# Greetings



## TSOJOURNER (Dec 16, 1999)

After lurking here for a few days I've decided to join. Love reading about anything sailing. I have been sailing for 3+ years now, starting out on a Johnson M16 on which I taught myself, then less than one year later, in 2006, moved up to my present rig, a Mac 25, which I single handed all last summer and had a blast. I am now ready to get serious, get a proper yacht and live aboard and see what happens. I presently reside in Calgary, AB, though really just an extended visit, but really live in Minnesota. My intent for the next six months or so is to relocate to either the Bay area, perhaps Seattle, or maybe even NYC since there are a lot more job opportunities out there. In passing, any advice on finding liveaboard slips in these locales is appreciated. Cheers!


----------



## TSOJOURNER (Dec 16, 1999)

Johnny,
Welcome to Sailnet, glad to have you with us.


----------



## SimonV (Jul 6, 2006)

I am glad to see the regulars are rolling out the welcome mat. So I say as well "Welcome aboard".


----------



## TSOJOURNER (Dec 16, 1999)

Thanks for the hospitality.


----------



## AboardIndigo (Aug 23, 2007)

Hi Johnny

Good to have you aboard - I still lurk much more than I participate.

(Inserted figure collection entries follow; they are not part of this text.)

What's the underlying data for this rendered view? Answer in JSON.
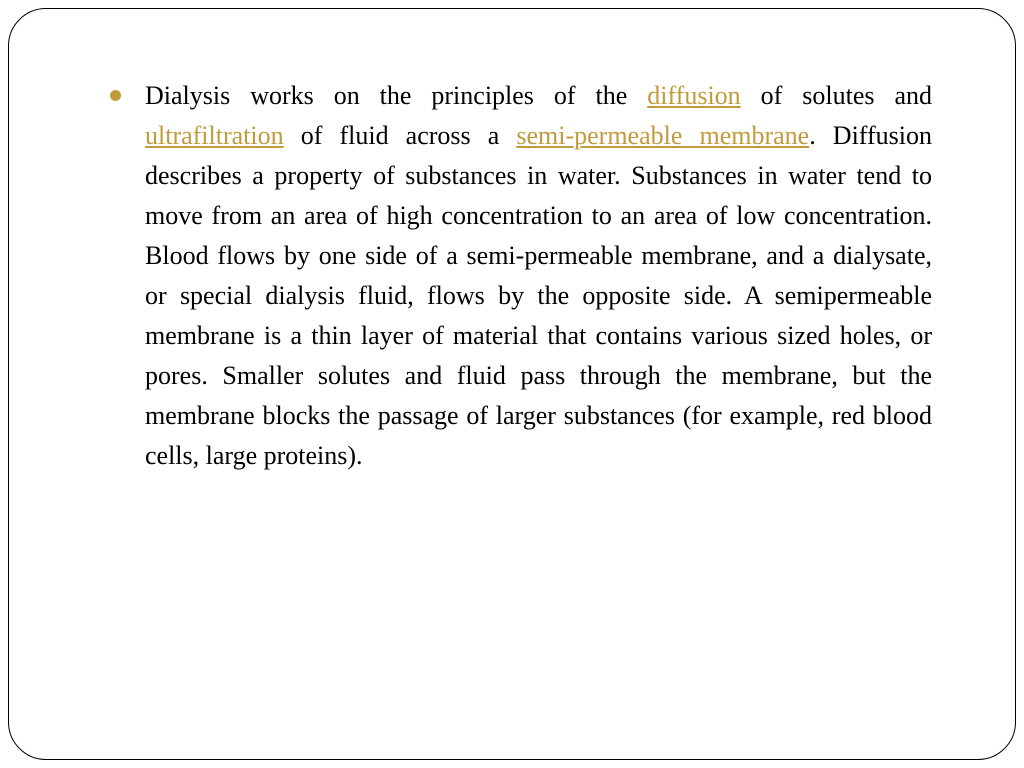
{
  "colors": {
    "bullet_color": "#c19b3b",
    "link_color": "#c19b3b",
    "text_color": "#000000",
    "border_color": "#000000",
    "background_color": "#ffffff"
  },
  "typography": {
    "body_fontsize": 26,
    "line_height": 1.54,
    "font_family": "Garamond, Georgia, serif"
  },
  "paragraph": {
    "segments": [
      {
        "text": " Dialysis works on the principles of the ",
        "link": false
      },
      {
        "text": "diffusion",
        "link": true
      },
      {
        "text": " of solutes and ",
        "link": false
      },
      {
        "text": "ultrafiltration",
        "link": true
      },
      {
        "text": " of fluid across a ",
        "link": false
      },
      {
        "text": "semi-permeable membrane",
        "link": true
      },
      {
        "text": ". Diffusion describes a property of substances in water. Substances in water tend to move from an area of high concentration to an area of low concentration. Blood flows by one side of a semi-permeable membrane, and a dialysate, or special dialysis fluid, flows by the opposite side. A semipermeable membrane is a thin layer of material that contains various sized holes, or pores. Smaller solutes and fluid pass through the membrane, but the membrane blocks the passage of larger substances (for example, red blood cells, large proteins).",
        "link": false
      }
    ]
  }
}
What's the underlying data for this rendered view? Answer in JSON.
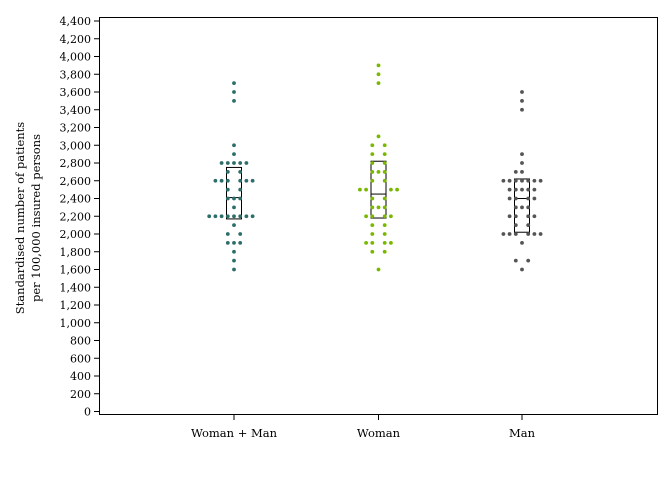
{
  "chart_data": {
    "type": "scatter",
    "subtype": "dot-strip-with-boxplot",
    "ylabel": [
      "Standardised number of patients",
      "per 100,000 insured persons"
    ],
    "xlabel": "",
    "ylim": [
      0,
      4400
    ],
    "yticks": [
      0,
      200,
      400,
      600,
      800,
      1000,
      1200,
      1400,
      1600,
      1800,
      2000,
      2200,
      2400,
      2600,
      2800,
      3000,
      3200,
      3400,
      3600,
      3800,
      4000,
      4200,
      4400
    ],
    "ytick_labels": [
      "0",
      "200",
      "400",
      "600",
      "800",
      "1,000",
      "1,200",
      "1,400",
      "1,600",
      "1,800",
      "2,000",
      "2,200",
      "2,400",
      "2,600",
      "2,800",
      "3,000",
      "3,200",
      "3,400",
      "3,600",
      "3,800",
      "4,000",
      "4,200",
      "4,400"
    ],
    "grid": false,
    "categories": [
      "Woman + Man",
      "Woman",
      "Man"
    ],
    "series": [
      {
        "color": "#2e6e6a",
        "points": [
          {
            "y": 3700,
            "offset": 0
          },
          {
            "y": 3600,
            "offset": 0
          },
          {
            "y": 3500,
            "offset": 0
          },
          {
            "y": 3000,
            "offset": 0
          },
          {
            "y": 2900,
            "offset": 0
          },
          {
            "y": 2800,
            "offset": -2
          },
          {
            "y": 2800,
            "offset": -1
          },
          {
            "y": 2800,
            "offset": 0
          },
          {
            "y": 2800,
            "offset": 1
          },
          {
            "y": 2800,
            "offset": 2
          },
          {
            "y": 2700,
            "offset": -1
          },
          {
            "y": 2700,
            "offset": 1
          },
          {
            "y": 2600,
            "offset": -3
          },
          {
            "y": 2600,
            "offset": -2
          },
          {
            "y": 2600,
            "offset": -1
          },
          {
            "y": 2600,
            "offset": 1
          },
          {
            "y": 2600,
            "offset": 2
          },
          {
            "y": 2600,
            "offset": 3
          },
          {
            "y": 2500,
            "offset": -1
          },
          {
            "y": 2500,
            "offset": 1
          },
          {
            "y": 2400,
            "offset": -1
          },
          {
            "y": 2400,
            "offset": 0
          },
          {
            "y": 2400,
            "offset": 1
          },
          {
            "y": 2300,
            "offset": 0
          },
          {
            "y": 2200,
            "offset": -4
          },
          {
            "y": 2200,
            "offset": -3
          },
          {
            "y": 2200,
            "offset": -2
          },
          {
            "y": 2200,
            "offset": -1
          },
          {
            "y": 2200,
            "offset": 0
          },
          {
            "y": 2200,
            "offset": 1
          },
          {
            "y": 2200,
            "offset": 2
          },
          {
            "y": 2200,
            "offset": 3
          },
          {
            "y": 2100,
            "offset": 0
          },
          {
            "y": 2000,
            "offset": -1
          },
          {
            "y": 2000,
            "offset": 1
          },
          {
            "y": 1900,
            "offset": -1
          },
          {
            "y": 1900,
            "offset": 0
          },
          {
            "y": 1900,
            "offset": 1
          },
          {
            "y": 1800,
            "offset": 0
          },
          {
            "y": 1700,
            "offset": 0
          },
          {
            "y": 1600,
            "offset": 0
          }
        ],
        "box": {
          "q1": 2170,
          "median": 2410,
          "q3": 2750
        }
      },
      {
        "color": "#7ab800",
        "points": [
          {
            "y": 3900,
            "offset": 0
          },
          {
            "y": 3800,
            "offset": 0
          },
          {
            "y": 3700,
            "offset": 0
          },
          {
            "y": 3100,
            "offset": 0
          },
          {
            "y": 3000,
            "offset": -1
          },
          {
            "y": 3000,
            "offset": 1
          },
          {
            "y": 2900,
            "offset": -1
          },
          {
            "y": 2900,
            "offset": 1
          },
          {
            "y": 2800,
            "offset": -1
          },
          {
            "y": 2800,
            "offset": 1
          },
          {
            "y": 2700,
            "offset": -1
          },
          {
            "y": 2700,
            "offset": 0
          },
          {
            "y": 2700,
            "offset": 1
          },
          {
            "y": 2600,
            "offset": -1
          },
          {
            "y": 2600,
            "offset": 1
          },
          {
            "y": 2500,
            "offset": -3
          },
          {
            "y": 2500,
            "offset": -2
          },
          {
            "y": 2500,
            "offset": 2
          },
          {
            "y": 2500,
            "offset": 3
          },
          {
            "y": 2400,
            "offset": -1
          },
          {
            "y": 2400,
            "offset": 1
          },
          {
            "y": 2300,
            "offset": -1
          },
          {
            "y": 2300,
            "offset": 0
          },
          {
            "y": 2300,
            "offset": 1
          },
          {
            "y": 2200,
            "offset": -2
          },
          {
            "y": 2200,
            "offset": -1
          },
          {
            "y": 2200,
            "offset": 1
          },
          {
            "y": 2200,
            "offset": 2
          },
          {
            "y": 2100,
            "offset": -1
          },
          {
            "y": 2100,
            "offset": 1
          },
          {
            "y": 2000,
            "offset": -1
          },
          {
            "y": 2000,
            "offset": 1
          },
          {
            "y": 1900,
            "offset": -2
          },
          {
            "y": 1900,
            "offset": -1
          },
          {
            "y": 1900,
            "offset": 1
          },
          {
            "y": 1900,
            "offset": 2
          },
          {
            "y": 1800,
            "offset": -1
          },
          {
            "y": 1800,
            "offset": 1
          },
          {
            "y": 1600,
            "offset": 0
          }
        ],
        "box": {
          "q1": 2180,
          "median": 2450,
          "q3": 2820
        }
      },
      {
        "color": "#555555",
        "points": [
          {
            "y": 3600,
            "offset": 0
          },
          {
            "y": 3500,
            "offset": 0
          },
          {
            "y": 3400,
            "offset": 0
          },
          {
            "y": 2900,
            "offset": 0
          },
          {
            "y": 2800,
            "offset": 0
          },
          {
            "y": 2700,
            "offset": -1
          },
          {
            "y": 2700,
            "offset": 0
          },
          {
            "y": 2600,
            "offset": -3
          },
          {
            "y": 2600,
            "offset": -2
          },
          {
            "y": 2600,
            "offset": -1
          },
          {
            "y": 2600,
            "offset": 0
          },
          {
            "y": 2600,
            "offset": 1
          },
          {
            "y": 2600,
            "offset": 2
          },
          {
            "y": 2600,
            "offset": 3
          },
          {
            "y": 2500,
            "offset": -2
          },
          {
            "y": 2500,
            "offset": -1
          },
          {
            "y": 2500,
            "offset": 0
          },
          {
            "y": 2500,
            "offset": 1
          },
          {
            "y": 2500,
            "offset": 2
          },
          {
            "y": 2400,
            "offset": -2
          },
          {
            "y": 2400,
            "offset": -1
          },
          {
            "y": 2400,
            "offset": 1
          },
          {
            "y": 2400,
            "offset": 2
          },
          {
            "y": 2300,
            "offset": -1
          },
          {
            "y": 2300,
            "offset": 0
          },
          {
            "y": 2300,
            "offset": 1
          },
          {
            "y": 2200,
            "offset": -2
          },
          {
            "y": 2200,
            "offset": -1
          },
          {
            "y": 2200,
            "offset": 1
          },
          {
            "y": 2200,
            "offset": 2
          },
          {
            "y": 2100,
            "offset": -1
          },
          {
            "y": 2100,
            "offset": 1
          },
          {
            "y": 2000,
            "offset": -3
          },
          {
            "y": 2000,
            "offset": -2
          },
          {
            "y": 2000,
            "offset": -1
          },
          {
            "y": 2000,
            "offset": 1
          },
          {
            "y": 2000,
            "offset": 2
          },
          {
            "y": 2000,
            "offset": 3
          },
          {
            "y": 1900,
            "offset": 0
          },
          {
            "y": 1700,
            "offset": -1
          },
          {
            "y": 1700,
            "offset": 1
          },
          {
            "y": 1600,
            "offset": 0
          }
        ],
        "box": {
          "q1": 2020,
          "median": 2400,
          "q3": 2620
        }
      }
    ]
  }
}
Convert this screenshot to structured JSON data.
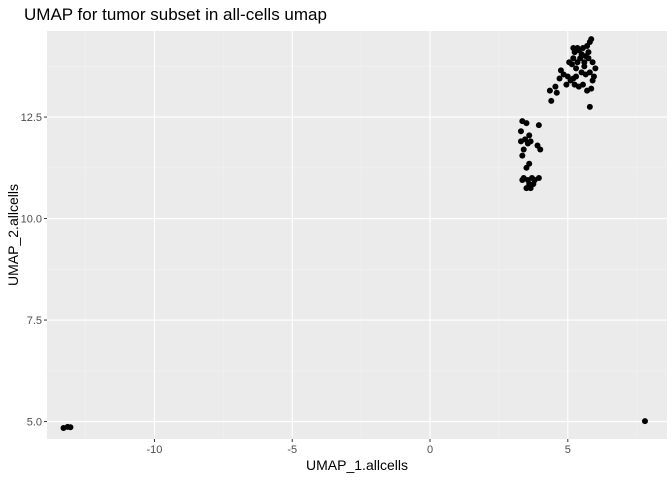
{
  "chart_data": {
    "type": "scatter",
    "title": "UMAP for tumor subset in all-cells umap",
    "xlabel": "UMAP_1.allcells",
    "ylabel": "UMAP_2.allcells",
    "xlim": [
      -13.9,
      8.6
    ],
    "ylim": [
      4.57,
      14.62
    ],
    "x_ticks": [
      -10,
      -5,
      0,
      5
    ],
    "x_tick_labels": [
      "-10",
      "-5",
      "0",
      "5"
    ],
    "y_ticks": [
      5.0,
      7.5,
      10.0,
      12.5
    ],
    "y_tick_labels": [
      "5.0",
      "7.5",
      "10.0",
      "12.5"
    ],
    "grid": true,
    "point_color": "#000000",
    "panel_color": "#ebebeb",
    "points": [
      [
        -13.3,
        4.84
      ],
      [
        -13.15,
        4.87
      ],
      [
        -13.05,
        4.86
      ],
      [
        7.8,
        5.01
      ],
      [
        3.35,
        12.4
      ],
      [
        3.5,
        12.35
      ],
      [
        3.3,
        12.15
      ],
      [
        3.6,
        12.05
      ],
      [
        3.45,
        11.95
      ],
      [
        3.3,
        11.9
      ],
      [
        3.55,
        11.85
      ],
      [
        3.65,
        11.9
      ],
      [
        3.4,
        11.7
      ],
      [
        3.35,
        11.55
      ],
      [
        3.6,
        11.35
      ],
      [
        3.5,
        11.25
      ],
      [
        3.95,
        12.3
      ],
      [
        3.9,
        11.8
      ],
      [
        4.0,
        11.7
      ],
      [
        3.4,
        11.0
      ],
      [
        3.35,
        10.95
      ],
      [
        3.55,
        10.95
      ],
      [
        3.7,
        11.0
      ],
      [
        3.8,
        10.95
      ],
      [
        3.95,
        11.0
      ],
      [
        3.6,
        10.85
      ],
      [
        3.75,
        10.85
      ],
      [
        3.5,
        10.75
      ],
      [
        3.65,
        10.75
      ],
      [
        4.4,
        12.9
      ],
      [
        4.35,
        13.15
      ],
      [
        4.6,
        13.1
      ],
      [
        4.55,
        13.25
      ],
      [
        4.7,
        13.45
      ],
      [
        4.85,
        13.55
      ],
      [
        4.75,
        13.65
      ],
      [
        5.0,
        13.5
      ],
      [
        5.1,
        13.4
      ],
      [
        4.95,
        13.3
      ],
      [
        5.2,
        13.45
      ],
      [
        5.25,
        13.3
      ],
      [
        5.4,
        13.25
      ],
      [
        5.55,
        13.3
      ],
      [
        5.7,
        13.15
      ],
      [
        5.85,
        13.2
      ],
      [
        5.9,
        13.4
      ],
      [
        5.95,
        13.5
      ],
      [
        6.0,
        13.7
      ],
      [
        5.8,
        13.6
      ],
      [
        5.65,
        13.55
      ],
      [
        5.5,
        13.6
      ],
      [
        5.3,
        13.7
      ],
      [
        5.15,
        13.8
      ],
      [
        5.2,
        13.95
      ],
      [
        5.35,
        13.85
      ],
      [
        5.45,
        13.95
      ],
      [
        5.6,
        13.85
      ],
      [
        5.75,
        13.95
      ],
      [
        5.9,
        13.85
      ],
      [
        5.25,
        14.1
      ],
      [
        5.4,
        14.15
      ],
      [
        5.55,
        14.2
      ],
      [
        5.7,
        14.25
      ],
      [
        5.8,
        14.35
      ],
      [
        5.85,
        14.42
      ],
      [
        5.2,
        14.2
      ],
      [
        5.35,
        14.2
      ],
      [
        5.5,
        14.05
      ],
      [
        5.65,
        14.0
      ],
      [
        5.8,
        12.75
      ],
      [
        5.05,
        13.85
      ],
      [
        5.3,
        13.5
      ],
      [
        5.6,
        13.75
      ],
      [
        5.75,
        14.1
      ]
    ]
  }
}
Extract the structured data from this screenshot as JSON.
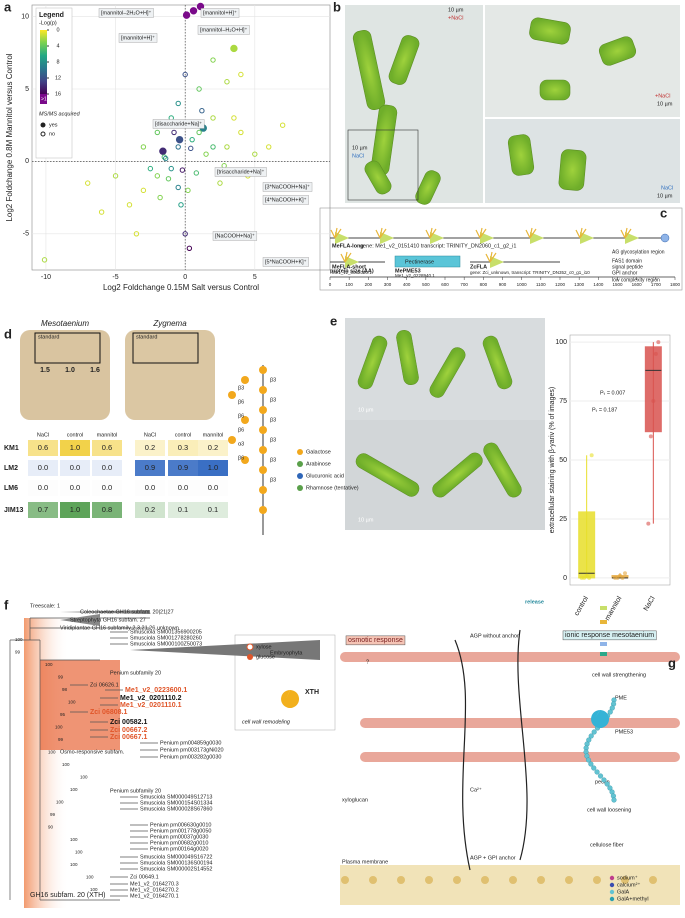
{
  "panel_a": {
    "letter": "a",
    "type": "scatter",
    "xlabel": "Log2 Foldchange 0.15M Salt versus Control",
    "ylabel": "Log2 Foldchange 0.8M Mannitol versus Control",
    "xlim": [
      -11,
      10.4
    ],
    "ylim": [
      -7.5,
      10.8
    ],
    "xticks": [
      -10,
      -5,
      0,
      5
    ],
    "yticks": [
      -5,
      0,
      5,
      10
    ],
    "legend": {
      "title": "Legend",
      "scale_title": "-Log(p)",
      "scale_ticks": [
        0,
        4,
        8,
        12,
        16
      ],
      "scale_max_label": ">16",
      "scale_colors": [
        "#fde725",
        "#7ad151",
        "#22a884",
        "#2a788e",
        "#414487",
        "#440154"
      ],
      "over_color": "#7a0a8a",
      "msms_title": "MS/MS acquired"
    },
    "series": [
      {
        "name": "yes",
        "x": [
          0.6,
          1.1,
          0.1,
          3.5,
          -0.4,
          1.3,
          -1.6
        ],
        "y": [
          10.4,
          10.7,
          10.1,
          7.8,
          1.5,
          2.3,
          0.7
        ],
        "p": [
          17,
          17,
          17,
          2,
          12,
          9,
          14
        ]
      },
      {
        "name": "no",
        "x": [
          -10.1,
          -3,
          -2,
          -1.5,
          -1,
          -0.5,
          0.5,
          1,
          1.5,
          2,
          -2.5,
          -1.2,
          0.8,
          0.2,
          -0.3,
          0,
          0.3,
          3,
          4,
          4.5,
          5,
          2.5,
          -4,
          -5,
          -6,
          0,
          1,
          2,
          3,
          1.5,
          -0.5,
          -1,
          -2,
          -3,
          1.2,
          0.7,
          -0.8,
          3.5,
          2,
          -1.8,
          -0.5,
          6,
          7,
          4,
          -3.5,
          -7,
          -0.2,
          0.4,
          -1.4,
          2.8
        ],
        "y": [
          -6.8,
          -2,
          -1,
          0.3,
          -0.5,
          1,
          1.5,
          2,
          0.5,
          3,
          -0.5,
          -1.2,
          -0.8,
          -2,
          -3,
          -5,
          -6,
          1,
          2,
          -1,
          0.5,
          -1.5,
          -3,
          -1,
          -3.5,
          6,
          5,
          7,
          5.5,
          9,
          4,
          3,
          2,
          1,
          3.5,
          2.5,
          2,
          3,
          1,
          -2.5,
          -1.8,
          1,
          2.5,
          6,
          -5,
          -1.5,
          -0.6,
          0.9,
          0.2,
          -0.3
        ],
        "p": [
          2,
          1,
          3,
          5,
          8,
          10,
          6,
          4,
          3,
          2,
          6,
          4,
          5,
          3,
          7,
          14,
          16,
          2,
          1,
          1,
          2,
          2,
          1,
          2,
          1,
          12,
          4,
          3,
          2,
          2,
          8,
          6,
          4,
          3,
          11,
          13,
          14,
          1,
          5,
          3,
          9,
          1,
          1,
          1,
          1,
          1,
          15,
          12,
          9,
          3
        ]
      }
    ],
    "annotations": [
      "[mannitol–2H₂O+H]⁺",
      "[mannitol+H]⁺",
      "[mannitol+H]⁺",
      "[mannitol–H₂O+H]⁺",
      "[trisaccharide+Na]⁺",
      "[disaccharide+Na]⁺",
      "[3*NaCOOH+Na]⁺",
      "[4*NaCOOH+K]⁺",
      "[NaCOOH+Na]⁺",
      "[5*NaCOOH+K]⁺"
    ]
  },
  "panel_b": {
    "letter": "b",
    "scale": "10 µm",
    "labels": [
      "+NaCl",
      "NaCl",
      "+NaCl",
      "NaCl"
    ]
  },
  "panel_c": {
    "letter": "c",
    "xlabel": "protein size (AA)",
    "xlim": [
      0,
      1800
    ],
    "xticks": [
      0,
      100,
      200,
      300,
      400,
      500,
      600,
      700,
      800,
      900,
      1000,
      1100,
      1200,
      1300,
      1400,
      1500,
      1600,
      1700,
      1800
    ],
    "proteins": [
      {
        "name": "MeFLA-long",
        "desc": "gene: Me1_v2_0151410 transcript: TRINITY_DN2060_c1_g2_i1"
      },
      {
        "name": "MeFLA-short",
        "desc": "Me1_v2_0082000.1"
      },
      {
        "name": "MePME53",
        "desc": "Me1_v2_0228940.1"
      },
      {
        "name": "ZcFLA",
        "desc": "gene: Zci_unknown, transcript: TRINITY_DN352_c0_g1_i10"
      }
    ],
    "domain_label": "Pectinerase",
    "legend": [
      "AG glycosylation region",
      "FAS1 domain",
      "signal peptide",
      "GPI anchor",
      "low complexity region"
    ]
  },
  "panel_d": {
    "letter": "d",
    "plates": [
      "Mesotaenium",
      "Zygnema"
    ],
    "standard": "standard",
    "plate_values": [
      "1.5",
      "1.0",
      "1.6"
    ],
    "columns": [
      "NaCl",
      "control",
      "mannitol",
      "NaCl",
      "control",
      "mannitol"
    ],
    "rows": [
      [
        "KM1",
        "0.6",
        "1.0",
        "0.6",
        "0.2",
        "0.3",
        "0.2"
      ],
      [
        "LM2",
        "0.0",
        "0.0",
        "0.0",
        "0.9",
        "0.9",
        "1.0"
      ],
      [
        "LM6",
        "0.0",
        "0.0",
        "0.0",
        "0.0",
        "0.0",
        "0.0"
      ],
      [
        "JIM13",
        "0.7",
        "1.0",
        "0.8",
        "0.2",
        "0.1",
        "0.1"
      ]
    ],
    "legend": [
      "Galactose",
      "Arabinose",
      "Glucuronic acid",
      "Rhamnose (tentative)"
    ],
    "linkages": [
      "β3",
      "β6",
      "β6",
      "β6",
      "α3",
      "β6",
      "β3",
      "β3",
      "β3",
      "β3",
      "β3",
      "β3"
    ]
  },
  "panel_e": {
    "letter": "e",
    "type": "box",
    "scale": "10 µm",
    "ylabel": "extracellular staining with β-yariv (% of images)",
    "ylim": [
      -3,
      103
    ],
    "yticks": [
      0,
      25,
      50,
      75,
      100
    ],
    "categories": [
      "control",
      "mannitol",
      "NaCl"
    ],
    "colors": [
      "#e8df2a",
      "#e4a73c",
      "#d9534f"
    ],
    "boxes": [
      [
        0,
        0,
        2,
        28,
        52
      ],
      [
        0,
        0,
        0,
        1,
        2
      ],
      [
        23,
        62,
        88,
        98,
        100
      ]
    ],
    "points": [
      [
        0,
        0,
        1,
        0,
        52
      ],
      [
        0,
        0,
        1,
        0,
        2
      ],
      [
        23,
        60,
        75,
        95,
        100
      ]
    ],
    "stats": [
      "Pₜ = 0.007",
      "Pₜ = 0.187"
    ]
  },
  "panel_f": {
    "letter": "f",
    "treescale": "Treescale: 1",
    "clades": [
      "Coleochaetae GH16 subfam. 20|21|27",
      "Streptophyta GH16 subfam. 27",
      "Viridiplantae GH16 subfamily 2,3,21,26,unknown",
      "Embryophyta",
      "Penium subfamily 20",
      "Osmo-responsive subfam.",
      "Penium subfamily 20",
      "GH16 subfam. 20 (XTH)"
    ],
    "leaves": [
      "Smusciola SM001356900205",
      "Smusciola SM001278280260",
      "Smusciola SM000100Z50073",
      "Zci 06626.1",
      "Me1_v2_0223600.1",
      "Me1_v2_0201110.2",
      "Me1_v2_0201110.1",
      "Zci 06808.1",
      "Zci 00582.1",
      "Zci 00667.2",
      "Zci 00667.1",
      "Penium pm004859g0030",
      "Penium pm003173gNi020",
      "Penium pm003282g0030",
      "Smusciola SM000049S12713",
      "Smusciola SM000154S01334",
      "Smusciola SM000028S67860",
      "Penium pm006630g0010",
      "Penium pm001778g0050",
      "Penium pm00037g0030",
      "Penium pm00682g0010",
      "Penium pm00164g0020",
      "Smusciola SM000049S16722",
      "Smusciola SM000136S00194",
      "Smusciola SM000002S14552",
      "Zci 00649.1",
      "Me1_v2_0164270.3",
      "Me1_v2_0164270.2",
      "Me1_v2_0164270.1"
    ],
    "bootstrap": [
      "100",
      "99",
      "100",
      "99",
      "98",
      "100",
      "95",
      "100",
      "99",
      "100",
      "100",
      "100",
      "100",
      "100",
      "99",
      "90",
      "100",
      "100",
      "100",
      "100",
      "100"
    ],
    "inset": [
      "xylose",
      "glucose",
      "XTH",
      "cell wall remodeling"
    ]
  },
  "panel_g": {
    "letter": "g",
    "labels": [
      "release",
      "osmotic response",
      "AGP without anchor",
      "ionic response mesotaenium",
      "?",
      "cell wall strengthening",
      "PME",
      "PME53",
      "cell wall loosening",
      "xyloglucan",
      "Ca²⁺",
      "pectin",
      "Plasma membrane",
      "AGP + GPI anchor",
      "cellulose fiber"
    ],
    "legend": [
      "sodium⁺",
      "calcium²⁺",
      "GalA",
      "GalA+methyl"
    ]
  }
}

Lots of good information here.


----------



## merlin2375 (Jul 12, 2007)

Welcome aboard!


----------



## LittleMissMagic (Oct 13, 2006)

Welcome aboard! All new members must donate a half gallon of rum to current members.


----------



## TSOJOURNER (Dec 16, 1999)




----------



## jrd22 (Nov 14, 2000)

Welcome Johnny, Seattle like most places has a shortage of liveaboard slips, but if you work at it you can find one. Slips go for $7-10+/ft/mo. The economy here is still pretty good, lot's of jobs in IT (Micro, etc), housing market is slow but not a disaster. Unbelievable opportunities for cruising. It rains once in a while here  .

John


----------